Saturday, June 23, 2007

Get your jargon right!

This thread is a tribute to my obsessive-compulsive disorder insofar as correct terminology is employed.

For those of you who still remember high school mathematics, I am sure you would have come across GRAPHS. And in a typical 2-dimensional graph, you will always have a vertical axis and a horizontal axis, correct? Now, what do you call the vertical and horizontal axes, respectively (yes, this is the part where all of you start raising your hands in dire enthusiasm)?

Okay, hands up, all of you who said:
"The horizontal axis is the x-axis, and the vertical axis is the y-axis"

WRONG, WRONG, WRONG.

And why is it wrong? Because the horizontal axis could very well have been, say, the t-axis, with the vertical axis being the x, y, z, or any other dimensional axis (this is known as a displacement vs. time graph in physics). Or just about any combination (any of you remember dy/dx?...yep), not just x-y.

The horizontal axis is known as the ordinate, and the vertical axis is known as the abscissa. So, in a graph of x vs. t, t would be the ordinate, and x would be the abscissa. I actually knew these terminologies from high school, but it took my Dynamics lecturer at university - Dr. Janusz Maciej Krodkiewski - to hammer it into my vocabulary.

And for those of you who did mathematics at university and got this wrong, you ought to be shot.

Hang on... I am not quite done yet...

Okay, let us move on to music. I have often heard people refer to the "G" of a scale or and "F" of a scale, etc. Strictly speaking, that is also wrong by musical terminology, and is about as sacrilegious as the "x-y" terminological inexactitude. What is a "G" of a musical scale? The speaker obviously assumes that the reference scale is C-Major, and that the note in question is the 5th note from the scale's key.

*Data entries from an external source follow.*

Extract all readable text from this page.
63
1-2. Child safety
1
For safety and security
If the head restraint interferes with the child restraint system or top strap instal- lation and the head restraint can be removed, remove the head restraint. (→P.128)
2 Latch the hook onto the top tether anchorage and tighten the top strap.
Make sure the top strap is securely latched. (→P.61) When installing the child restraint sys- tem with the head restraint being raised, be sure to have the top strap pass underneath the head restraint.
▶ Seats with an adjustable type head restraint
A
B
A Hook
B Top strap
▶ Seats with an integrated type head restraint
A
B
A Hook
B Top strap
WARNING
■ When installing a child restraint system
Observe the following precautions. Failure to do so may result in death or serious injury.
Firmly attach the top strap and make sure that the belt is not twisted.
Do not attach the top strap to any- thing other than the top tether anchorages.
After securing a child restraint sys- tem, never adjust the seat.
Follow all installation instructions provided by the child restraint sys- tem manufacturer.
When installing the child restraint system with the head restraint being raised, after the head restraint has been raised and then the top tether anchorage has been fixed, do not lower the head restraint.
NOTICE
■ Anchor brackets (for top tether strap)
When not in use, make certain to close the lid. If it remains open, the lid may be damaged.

But what if the scale in question was not C-Major (which, there is a 1/12 probability of it being so)?

NO, NO, NO.

The correct terminologies for the notes, measured from any given key, are as follows:

First note: Tonic
Second note: Super-tonic
Third note: Mediant
Fourth note: Sub-dominant
Fifth note: Dominant
Sixth note: Sub-mediant
Seventh note: Leading (or Sub-tonic)

So, "G" in the C-Major scale is the Dominant note, but in the G-Major scale is the Tonic note.

My OCD rant for today. I think I'm done. Have a pleasant weekend.